Let G(n) denote the set of all graphs G that have a Hamiltonian circuit H such that if the edges of H are omitted then the rest of G decomposes into disjoint copies of the complete graph on n vertices (n = 1,2,3,...).
Consider the following statements.
S(n): Every graph from G(n) is n-chromatic.
Obviously, S(1) and S(2) are false.
There are beautiful elementary and simple proofs of the following propositions.
(i) S(4) is true. (ii) If S(n) is true then so is S(n+1) .

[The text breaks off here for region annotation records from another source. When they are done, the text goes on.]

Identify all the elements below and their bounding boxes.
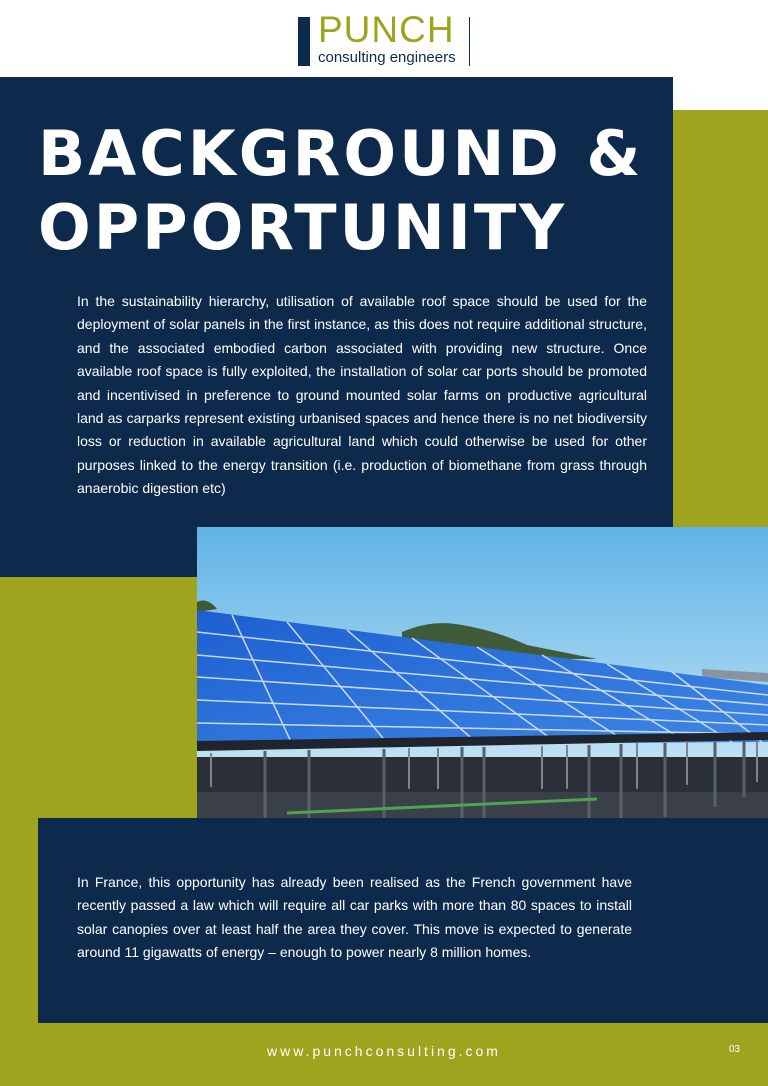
logo-tagline: consulting engineers	[318, 49, 456, 66]
page-title-line-2: OPPORTUNITY	[38, 191, 568, 264]
logo-bar-right	[469, 17, 470, 66]
page-title	[38, 117, 643, 265]
intro-paragraph: In the sustainability hierarchy, utilisation of available roof space should be used for the deployment of solar panels in the first instance, as this does not require additional structure, and the associated embodied carbon associated with providing new structure. Once available roof space is fully exploited, the installation of solar car ports should be promoted and incentivised in preference to ground mounted solar farms on productive agricultural land as carparks represent existing urbanised spaces and hence there is no net biodiversity loss or reduction in available agricultural land which could otherwise be used for other purposes linked to the energy transition (i.e. production of biomethane from grass through anaerobic digestion etc)	[77, 293, 647, 497]
page-title-line-1: BACKGROUND &	[38, 117, 644, 190]
logo-bar-left	[298, 17, 310, 66]
france-paragraph: In France, this opportunity has already been realised as the French government have recently passed a law which will require all car parks with more than 80 spaces to install solar canopies over at least half the area they cover. This move is expected to generate around 11 gigawatts of energy – enough to power nearly 8 million homes.	[77, 874, 632, 961]
solar-carport-photo	[197, 527, 768, 818]
logo-wordmark: PUNCH	[318, 9, 455, 50]
page-number: 03	[729, 1044, 741, 1055]
header-white-corner	[673, 0, 768, 110]
footer-website-link[interactable]: www.punchconsulting.com	[267, 1043, 501, 1059]
solar-carport-illustration	[197, 527, 768, 818]
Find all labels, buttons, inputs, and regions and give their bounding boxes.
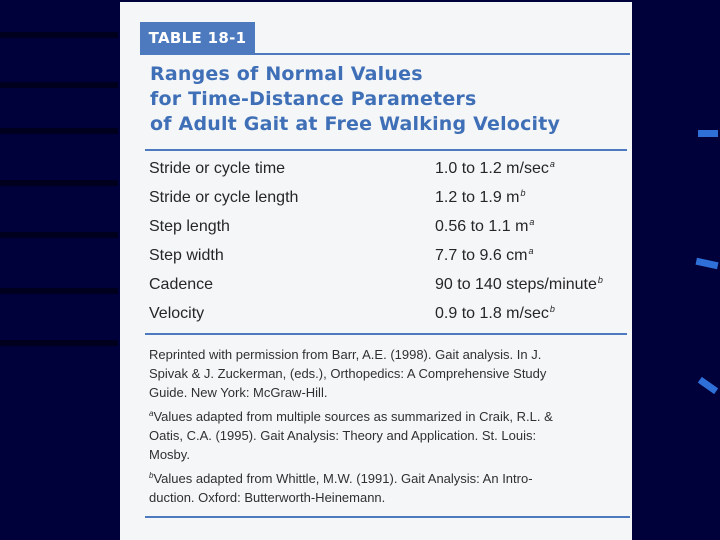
note-line: Spivak & J. Zuckerman, (eds.), Orthopedics: A Comprehensive Study bbox=[149, 366, 547, 381]
table-title bbox=[150, 62, 620, 137]
note-line bbox=[149, 404, 614, 426]
note-line: Mosby. bbox=[149, 447, 190, 462]
footnote-a bbox=[149, 404, 614, 464]
parameter-name: Step width bbox=[149, 246, 224, 264]
footnote-b bbox=[149, 466, 614, 507]
footnote-marker: b bbox=[549, 304, 555, 314]
parameter-table bbox=[149, 154, 624, 328]
note-line bbox=[149, 466, 614, 488]
value-range: 90 to 140 steps/minute bbox=[435, 276, 597, 293]
value-range: 1.0 to 1.2 m/sec bbox=[435, 160, 549, 177]
footnote-marker: b bbox=[597, 275, 603, 285]
parameter-name: Stride or cycle length bbox=[149, 188, 299, 206]
parameter-name: Cadence bbox=[149, 275, 214, 293]
value-cell bbox=[435, 246, 534, 265]
table-row bbox=[149, 270, 624, 299]
value-cell bbox=[435, 159, 555, 178]
note-line: Reprinted with permission from Barr, A.E. (1998). Gait analysis. In J. bbox=[149, 347, 542, 362]
footnote-marker: a bbox=[549, 159, 555, 169]
footnote-marker: a bbox=[149, 409, 154, 418]
note-line: Oatis, C.A. (1995). Gait Analysis: Theory and Application. St. Louis: bbox=[149, 428, 537, 443]
note-text: Values adapted from multiple sources as summarized in Craik, R.L. & bbox=[153, 409, 553, 424]
source-note bbox=[149, 345, 614, 402]
note-line: duction. Oxford: Butterworth-Heinemann. bbox=[149, 490, 386, 505]
footnote-marker: b bbox=[520, 188, 526, 198]
value-range: 0.9 to 1.8 m/sec bbox=[435, 305, 549, 322]
table-row bbox=[149, 299, 624, 328]
table-row bbox=[149, 241, 624, 270]
footnote-marker: a bbox=[528, 246, 534, 256]
bottom-rule bbox=[145, 516, 630, 518]
footnote-marker: a bbox=[529, 217, 535, 227]
title-line: of Adult Gait at Free Walking Velocity bbox=[150, 113, 561, 135]
value-cell bbox=[435, 217, 534, 236]
right-background bbox=[634, 0, 720, 540]
table-page bbox=[120, 2, 632, 540]
parameter-name: Stride or cycle time bbox=[149, 159, 286, 177]
note-text: Values adapted from Whittle, M.W. (1991). Gait Analysis: An Intro- bbox=[153, 471, 533, 486]
value-range: 0.56 to 1.1 m bbox=[435, 218, 529, 235]
title-line: for Time-Distance Parameters bbox=[150, 88, 477, 110]
value-range: 7.7 to 9.6 cm bbox=[435, 247, 528, 264]
value-cell bbox=[435, 304, 555, 323]
table-number-tag: TABLE 18-1 bbox=[140, 22, 255, 53]
parameter-name: Velocity bbox=[149, 304, 205, 322]
footnotes bbox=[149, 345, 614, 509]
value-cell bbox=[435, 275, 603, 294]
table-row bbox=[149, 212, 624, 241]
footer-rule bbox=[145, 333, 627, 335]
table-row bbox=[149, 183, 624, 212]
title-line: Ranges of Normal Values bbox=[150, 63, 423, 85]
footnote-marker: b bbox=[149, 471, 154, 480]
value-cell bbox=[435, 188, 526, 207]
tag-underline bbox=[140, 53, 630, 55]
parameter-name: Step length bbox=[149, 217, 230, 235]
value-range: 1.2 to 1.9 m bbox=[435, 189, 520, 206]
table-row bbox=[149, 154, 624, 183]
decorative-blue-mark bbox=[698, 130, 718, 137]
header-rule bbox=[145, 149, 627, 151]
note-line: Guide. New York: McGraw-Hill. bbox=[149, 385, 328, 400]
left-background-stripes bbox=[0, 0, 120, 540]
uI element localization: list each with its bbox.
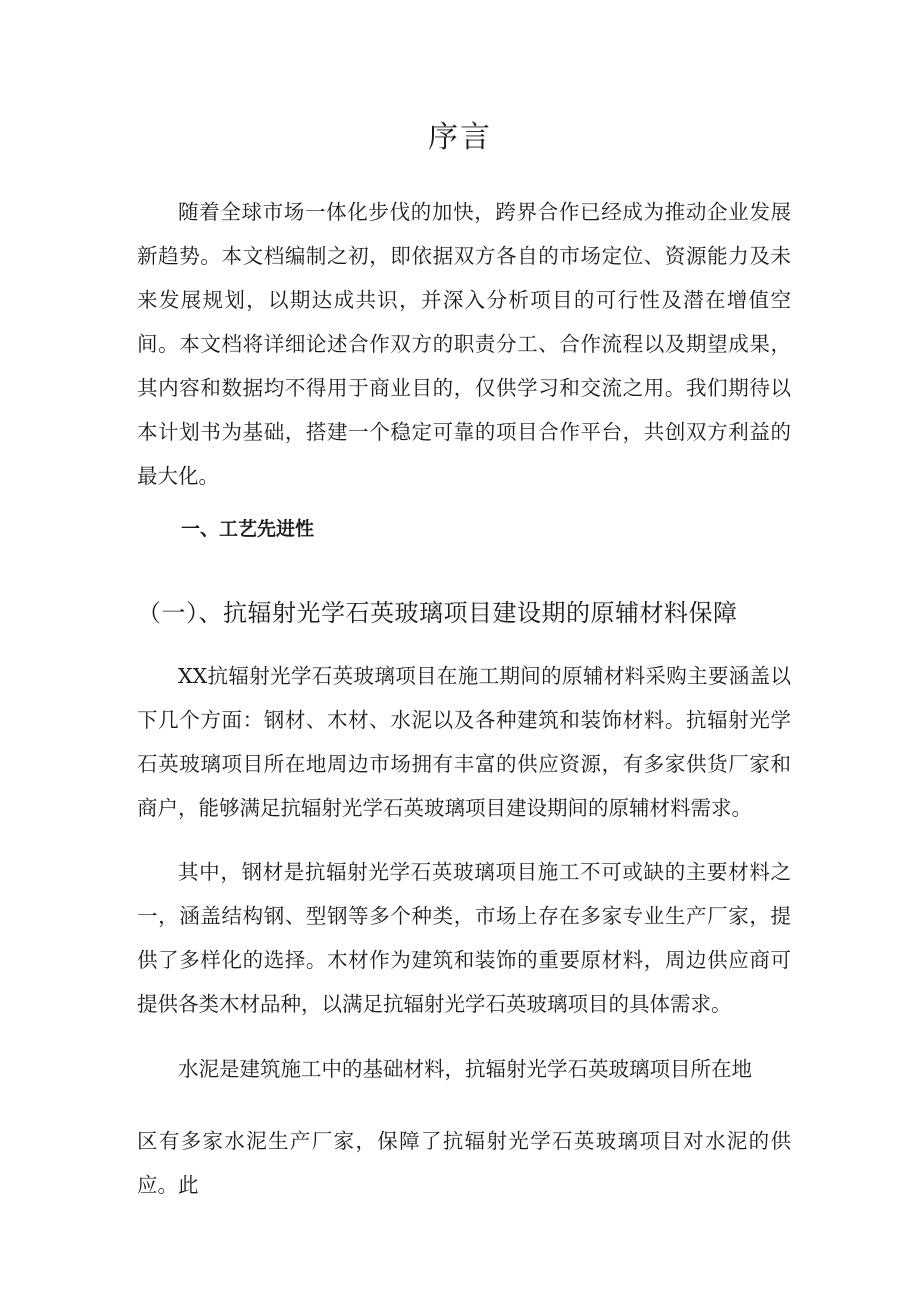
body-paragraph-1: XX抗辐射光学石英玻璃项目在施工期间的原辅材料采购主要涵盖以下几个方面：钢材、木材、水泥以及各种建筑和装饰材料。抗辐射光学石英玻璃项目所在地周边市场拥有丰富的供应资源，有多家供货厂家和商户，能够满足抗辐射光学石英玻璃项目建设期间的原辅材料需求。 bbox=[137, 664, 791, 820]
subsection-heading: （一）、抗辐射光学石英玻璃项目建设期的原辅材料保障 bbox=[137, 599, 738, 627]
section-heading: 一、工艺先进性 bbox=[181, 518, 315, 540]
body-paragraph-3: 水泥是建筑施工中的基础材料，抗辐射光学石英玻璃项目所在地 bbox=[178, 1057, 752, 1081]
page-title: 序言 bbox=[428, 120, 492, 155]
body-paragraph-2: 其中，钢材是抗辐射光学石英玻璃项目施工不可或缺的主要材料之一，涵盖结构钢、型钢等多个种类，市场上存在多家专业生产厂家，提供了多样化的选择。木材作为建筑和装饰的重要原材料，周边供应商可提供各类木材品种，以满足抗辐射光学石英玻璃项目的具体需求。 bbox=[137, 860, 791, 1016]
preface-paragraph: 随着全球市场一体化步伐的加快，跨界合作已经成为推动企业发展新趋势。本文档编制之初，即依据双方各自的市场定位、资源能力及未来发展规划，以期达成共识，并深入分析项目的可行性及潜在增值空间。本文档将详细论述合作双方的职责分工、合作流程以及期望成果，其内容和数据均不得用于商业目的，仅供学习和交流之用。我们期待以本计划书为基础，搭建一个稳定可靠的项目合作平台，共创双方利益的最大化。 bbox=[137, 200, 791, 488]
body-paragraph-4: 区有多家水泥生产厂家，保障了抗辐射光学石英玻璃项目对水泥的供应。此 bbox=[137, 1129, 791, 1197]
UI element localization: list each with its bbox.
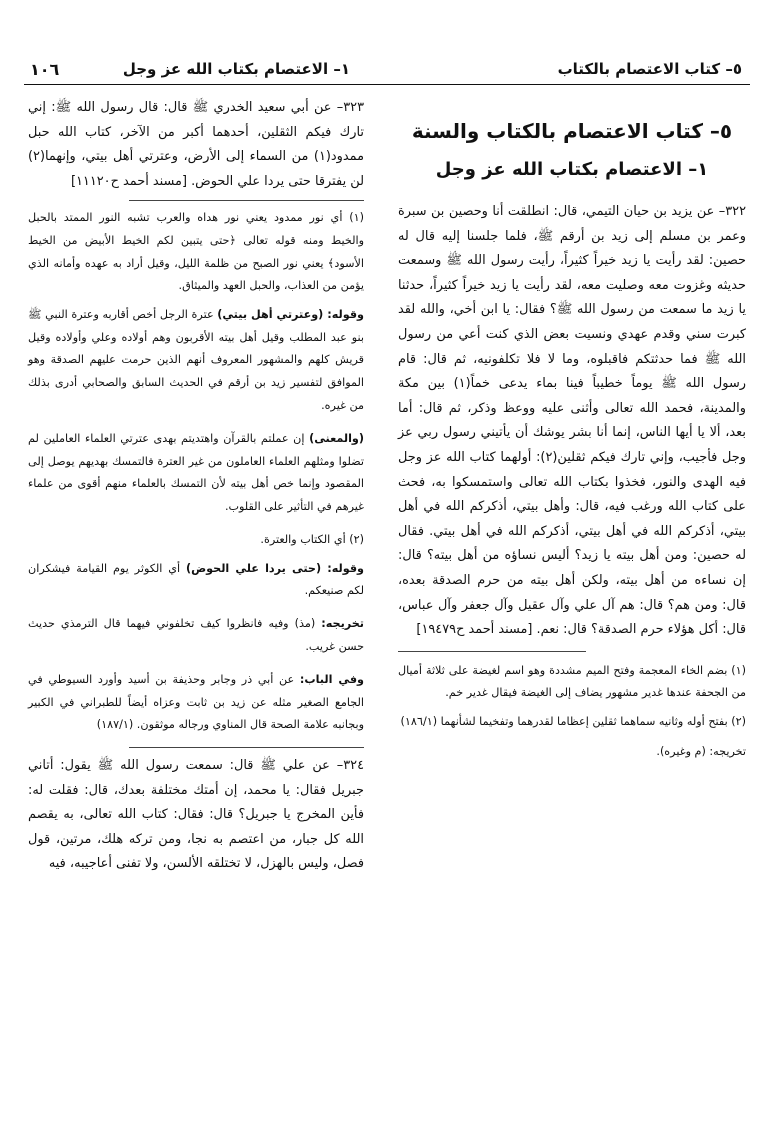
- commentary-lead: (والمعنى): [309, 431, 364, 445]
- right-column: [398, 96, 746, 764]
- takhrij-text: (مذ) وفيه فانظروا كيف تخلفوني فيهما قال الترمذي حديث حسن غريب.: [28, 617, 364, 653]
- left-column: [28, 96, 364, 877]
- header-section-title: ١– الاعتصام بكتاب الله عز وجل: [122, 60, 350, 78]
- commentary-text: عن أبي ذر وجابر وحذيفة بن أسيد وأورد السيوطي في الجامع الصغير مثله عن زيد بن ثابت وعزاه أيضاً للطبراني في الكبير وبجانبه علامة الصحة قال المناوي ورجاله موثقون. (١٨٧/١): [28, 672, 364, 732]
- footnote-separator: [398, 651, 586, 652]
- header-chapter-title: ٥– كتاب الاعتصام بالكتاب: [557, 60, 742, 78]
- takhrij-note: تخريجه: (م وغيره).: [656, 745, 746, 759]
- page-number: ١٠٦: [30, 60, 60, 79]
- commentary-text: إن عملتم بالقرآن واهتديتم بهدى عترتي العلماء العاملين لم تضلوا ومثلهم العلماء العاملون من غير العترة فالتمسك بهديهم يوصل إلى المقصود وإنما خص أهل بيته لأن التمسك بالعلماء منهم أقوى من علماء غيرهم في التأثير على القلوب.: [28, 431, 364, 514]
- commentary-paragraph: [28, 304, 364, 418]
- takhrij-lead: تخريجه:: [321, 617, 364, 631]
- footnote-1: (١) أي نور ممدود يعني نور هداه والعرب تشبه النور الممتد بالحبل والخيط ومنه قوله تعالى ﴿حتى يتبين لكم الخيط الأبيض من الخيط الأسود﴾ يعني نور الصبح من ظلمة الليل، وقيل أراد به عهده وأمانه الذي يؤمن من العذاب، والحبل العهد والميثاق.: [28, 211, 364, 293]
- section-title: ١– الاعتصام بكتاب الله عز وجل: [435, 159, 709, 180]
- running-header: [24, 58, 750, 85]
- commentary-lead: وقوله: (حتى يردا علي الحوض): [185, 561, 364, 575]
- hadith-323: ٣٢٣– عن أبي سعيد الخدري ﷺ قال: قال رسول الله ﷺ: إني تارك فيكم الثقلين، أحدهما أكبر من الآخر، كتاب الله حبل ممدود(١) من السماء إلى الأرض، وعترتي أهل بيتي، وإنهما(٢) لن يفترقا حتى يردا علي الحوض. [مسند أحمد ح١١١٢٠]: [28, 100, 364, 189]
- commentary-lead: وقوله: (وعترتي أهل بيتي): [217, 307, 364, 321]
- footnote-1: (١) بضم الخاء المعجمة وفتح الميم مشددة وهو اسم لغيضة على ثلاثة أميال من الجحفة عندها غدير مشهور يضاف إلى الغيضة فيقال غدير خم.: [398, 663, 746, 700]
- chapter-title: ٥– كتاب الاعتصام بالكتاب والسنة: [411, 119, 733, 143]
- commentary-lead: وفي الباب:: [299, 672, 365, 686]
- footnote-2: (٢) أي الكتاب والعترة.: [260, 532, 364, 546]
- commentary-text: أي الكوثر يوم القيامة فيشكران لكم صنيعكم.: [28, 561, 364, 598]
- commentary-paragraph: [28, 669, 364, 737]
- commentary-paragraph: [28, 428, 364, 519]
- hadith-322: ٣٢٢– عن يزيد بن حيان التيمي، قال: انطلقت أنا وحصين بن سبرة وعمر بن مسلم إلى زيد بن أرقم ﷺ، فلما جلسنا إليه قال له حصين: لقد رأيت يا زيد خيراً كثيراً، رأيت رسول الله ﷺ وسمعت حديثه وغزوت معه وصليت معه، لقد رأيت يا زيد خيراً كثيراً، حدثنا يا زيد ما سمعت من رسول الله ﷺ؟ فقال: يا ابن أخي، والله لقد كبرت سني وقدم عهدي ونسيت بعض الذي كنت أعي من رسول الله ﷺ فما حدثتكم فاقبلوه، وما لا فلا تكلفونيه، ثم قال: قام رسول الله ﷺ يوماً خطيباً فينا بماء يدعى خماً(١) بين مكة والمدينة، فحمد الله تعالى وأثنى عليه ووعظ وذكر، ثم قال: أما بعد، ألا يا أيها الناس، إنما أنا بشر يوشك أن يأتيني رسول ربي عز وجل فأجيب، وإني تارك فيكم ثقلين(٢): أولهما كتاب الله عز وجل فيه الهدى والنور، فخذوا بكتاب الله تعالى واستمسكوا به، فحث على كتاب الله ورغب فيه، قال: وأهل بيتي، أذكركم الله في أهل بيتي، أذكركم الله في أهل بيتي، أذكركم الله في أهل بيتي. فقال له حصين: ومن أهل بيته يا زيد؟ أليس نساؤه من أهل بيته؟ قال: إن نساءه من أهل بيته، ولكن أهل بيته من حرم الصدقة بعده، قال: ومن هم؟ قال: هم آل علي وآل عقيل وآل جعفر وآل عباس، قال: أكل هؤلاء حرم الصدقة؟ قال: نعم. [مسند أحمد ح١٩٤٧٩]: [398, 204, 746, 638]
- takhrij-paragraph: [28, 613, 364, 659]
- footnote-separator: [129, 200, 364, 201]
- hadith-324: ٣٢٤– عن علي ﷺ قال: سمعت رسول الله ﷺ يقول: أتاني جبريل فقال: يا محمد، إن أمتك مختلفة بعدك، قال: فقلت له: فأين المخرج يا جبريل؟ قال: فقال: كتاب الله تعالى، به يقصم الله كل جبار، من اعتصم به نجا، ومن تركه هلك، مرتين، قول فصل، وليس بالهزل، لا تختلقه الألسن، ولا تفنى أعاجيبه، فيه: [28, 758, 364, 872]
- section-separator: [129, 747, 364, 748]
- commentary-paragraph: [28, 558, 364, 604]
- commentary-text: عترة الرجل أخص أقاربه وعترة النبي ﷺ بنو عبد المطلب وقيل أهل بيته الأقربون وهم أولاده وعلي وأولاده وقيل قريش كلهم والمشهور المعروف أنهم الذين حرمت عليهم الصدقة وهو الموافق لتفسير زيد بن أرقم في الحديث السابق والصحابي أدرى بذلك من غيره.: [28, 307, 364, 412]
- footnote-2: (٢) بفتح أوله وثانيه سماهما ثقلين إعظاما لقدرهما وتفخيما لشأنهما (١٨٦/١): [400, 714, 746, 728]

Thus S(n) is true for all values of n greater than 3. The case n = 3 , however, is hard. S(3) - now called the cycle-plus-triangles theorem - was formulated and conjectured to be true by Paul Erdos in 1987; his conjecture strengthens a weaker conjecture concerning the stability number of G made by D.Z. Du and D.F. Hsu in 1986. The first proof was given by Herbert Fleischner (Vienna) and Michael Stiebitz (Ilmenau) in 1991; their proof, which is based on a general list- colouring principle of N. Alon and M. Tarsi published 1992, is non-elementary (non-constructive).
In this talk, an elementary proof is given for the stronger proposition that the number of the 3-partitionings induced by the 3-colourings (i.e., the number of non-equivalent 3-colourings) is odd.